Patrząc z tego punktu widzenia, ludzie Kościoła w Polsce powinni dokładniej śledzić zarówno objawy pełzającej sekularyzacji, jak i nasze polskie zaniedbania, które sami sobie fundujemy poprzez zaniechane reformy i lenistwo duchowo-intelektualne. W tej pierwszej przestrzeni nieprzypadkowo mówi się o nowej reformacji. Paweł Milcarek i Tomasz Rowiński ogłaszają wprost „Alarm dla Kościoła. Nowa reformacja”. We wstępie tak zatytułowanej książki piszą: ”Chcemy wywołać alarm, chcemy poruszyć katolickie serca, pokazać, że sprawy mają się naprawdę źle i świadomość tego jest pierwszym krokiem do zmiany”.
 Boje się tylko, że w zamieszaniu kryzysowym każdy będzie szukał innych lekarstw. P. Milcarek mówi, że „kryzys powoduje, że wszyscy są po trochu chorzy. Uczestnicząc w wewnątrzkościelnym sporze i krytykując innych, trzeba przynajmniej w równym stopniu dbać o swoich <chorych>. Leki bowiem wzajemnie się napędzają, zwłaszcza w sytuacji agresywnych polemik. Kształtuje się podobnie zamknięta postawa prowadząca do wzajemnych oskarżeń, a nie do próby wspólnej naprawy sytuacji. Może dojść do sytuacji, gdy ludzie będą przekonani, że aby przetrwać, trzeba budować nie jeden Kościół, ale własny <szałas> - z wybranych przez siebie kawałków autorytetów, fragmentów tradycji” [Tygodnik Powszechny 2019, nr 24, s. 34]. 
 Sam fakt, że te słowa redaktora naczelnego konserwatywnego katolickiego kwartalnika „Christianitas” czytam w Tygodniku Powszechnym budzi mój optymizm i podnosi na duchu. Nie jest to łatwy optymizm, z gatunku tych, który lekceważyłby niebezpieczeństwo płynące z niektórych szalonych pomysłowo reformatorskich sięgających choćby grzesznych struktur, samego DNA Kościoła, o którym niedawno opowiadał jeden z biskupów niemieckich na łamach Tygodnika Powszechnego. Nie chciałbym, żebyśmy w Polsce doszli do takiego stanu, gdzie zwietrzałe chrześcijaństwo gotowe jest zażywać lekarstwo, które tak samo niszczy chorobę, jak i organizm.
 W Polsce jest jeszcze czas, aby dostrzec dobre intencje reformatorów kościelnych; tych z „Christianitas” i „Tygodnika Powszechnego”, ale także tych z „Radia Maryja” i „Więzi”, tych od pentekostalizacji i Wielkiej Pokuty Polaków; tych, którzy ekologię i cierpienie zwierząt uważają za problem tak samo ważny jak aborcję i edukację seksualną. Wszystko to – moim zdaniem – nie tyle wymaga nowej reformacji, co konsekwentnej interpretacji Soboru Watykańskiego II w duchu Jana XXIII, Pawła VI, Jana Pawła II, Benedykta XVI i – owszem – papieża Franciszka. 
 Dokończenie reform soborowych w duchu ciągłości, a nie zerwania z tradycją, nie doprowadzi do katastrofy.

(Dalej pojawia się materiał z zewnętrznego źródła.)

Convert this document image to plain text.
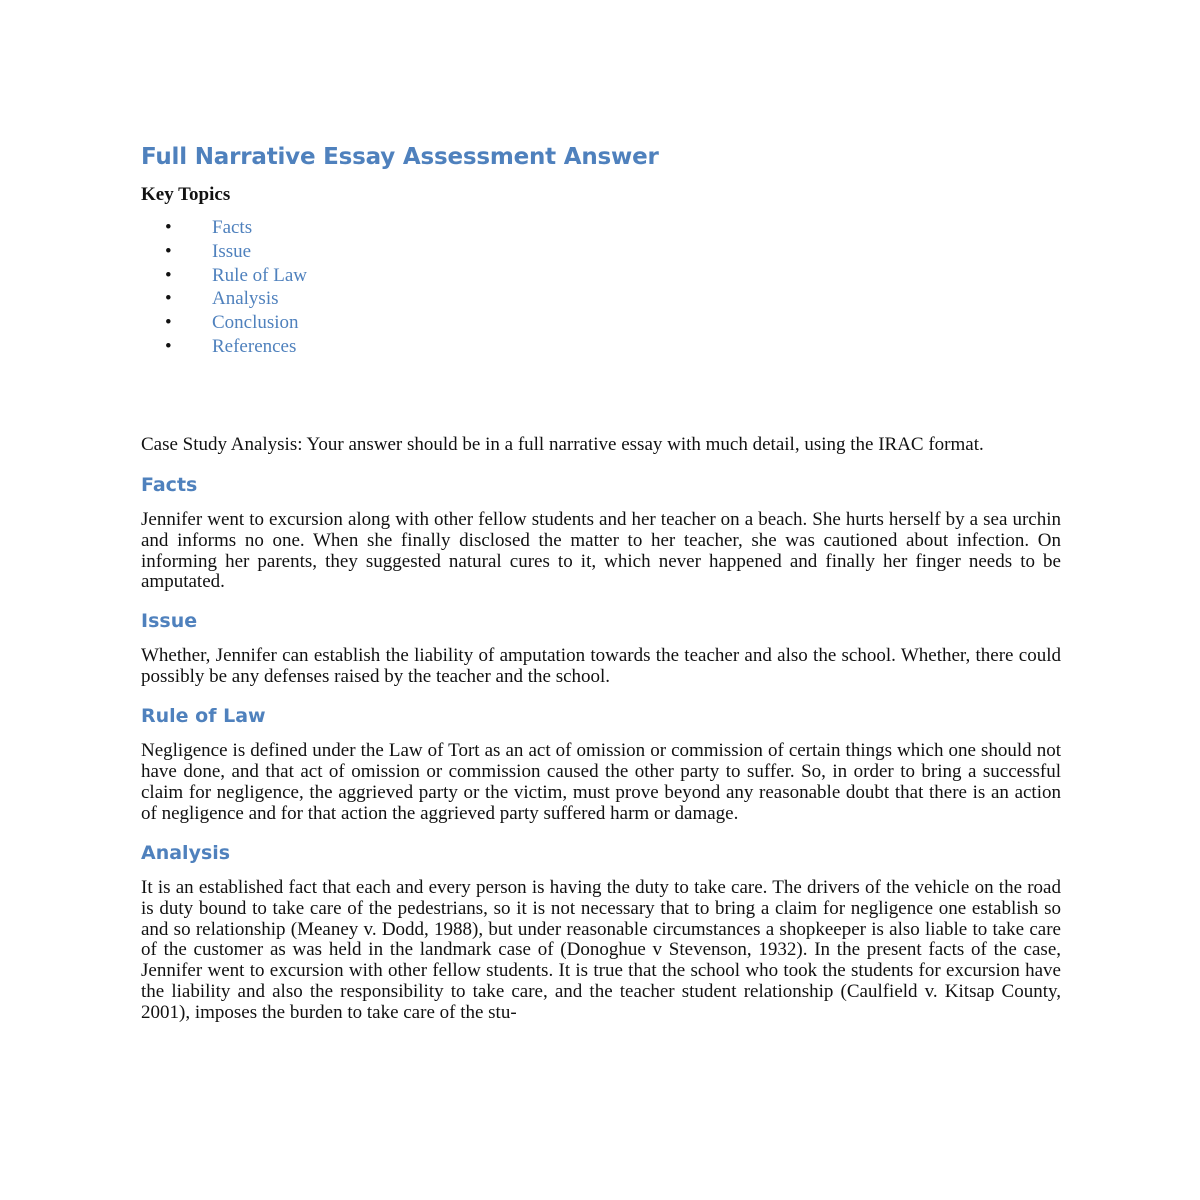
Full Narrative Essay Assessment Answer
Key Topics
• Facts
• Issue
• Rule of Law
• Analysis
• Conclusion
• References

Case Study Analysis: Your answer should be in a full narrative essay with much detail, using the IRAC format.

Facts

Jennifer went to excursion along with other fellow students and her teacher on a beach. She hurts herself by a sea urchin and informs no one. When she finally disclosed the matter to her teacher, she was cautioned about infection. On informing her parents, they suggested natural cures to it, which never happened and finally her finger needs to be amputated.

Issue

Whether, Jennifer can establish the liability of amputation towards the teacher and also the school. Whether, there could possibly be any defenses raised by the teacher and the school.

Rule of Law

Negligence is defined under the Law of Tort as an act of omission or commission of certain things which one should not have done, and that act of omission or commission caused the other party to suffer. So, in order to bring a successful claim for negligence, the aggrieved party or the victim, must prove beyond any reasonable doubt that there is an action of negligence and for that action the aggrieved party suffered harm or damage.

Analysis

It is an established fact that each and every person is having the duty to take care. The drivers of the vehicle on the road is duty bound to take care of the pedestrians, so it is not necessary that to bring a claim for negligence one establish so and so relationship (Meaney v. Dodd, 1988), but under reasonable circumstances a shopkeeper is also liable to take care of the customer as was held in the landmark case of (Donoghue v Stevenson, 1932). In the present facts of the case, Jennifer went to excursion with other fellow students. It is true that the school who took the students for excursion have the liability and also the responsibility to take care, and the teacher student relationship (Caulfield v. Kitsap County, 2001), imposes the burden to take care of the stu-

Ważne jest, aby chrześcijaństwa nie traktować wybiórczo i i dostrzegać rzeczywiste wyzwania. Na nie zwracają nam uwagę nasi bracia ateiści. Oni nie dzielą włosa na czworo, nie zależy im na naszych reformach. Oni wiedzą, że „nie tylko moralność nie zależy od wiary, ale im bardziej religijny naród, tym niższa jakość życia (…) Wraz z odchodzeniem od wiary ludzie skupią się na życiu doczesnym i lepiej zorganizują własne społeczeństwo (…) Wartości oświeceniowe są bowiem zaprzeczeniem myślenia religijnego. [ J. Bierzyński, Moralność nie zależy od wiary,[ „Rzeczpospolita”, 19-20 czerwca 2019 r. s. A5]. 
 Pan Bierzyński jest współpracownikiem R. Biedronia, którego popiera ok. 10% Polaków. Ilu zaś jest tych, którzy nie przejmując się wartościami oświeceniowymi, tracą słuch religijny czy to z powodu własnego lenistwa czy też zgorszenia naszymi grzechami i podziałami – na dobrą sprawę nikt nie wie. Być może nie musielibyśmy zajmować się powierzchownym przeciwstawianiem oświecenia i religii, gdyby nie pustoszejące seminaria i brak młodzieży w Kościele.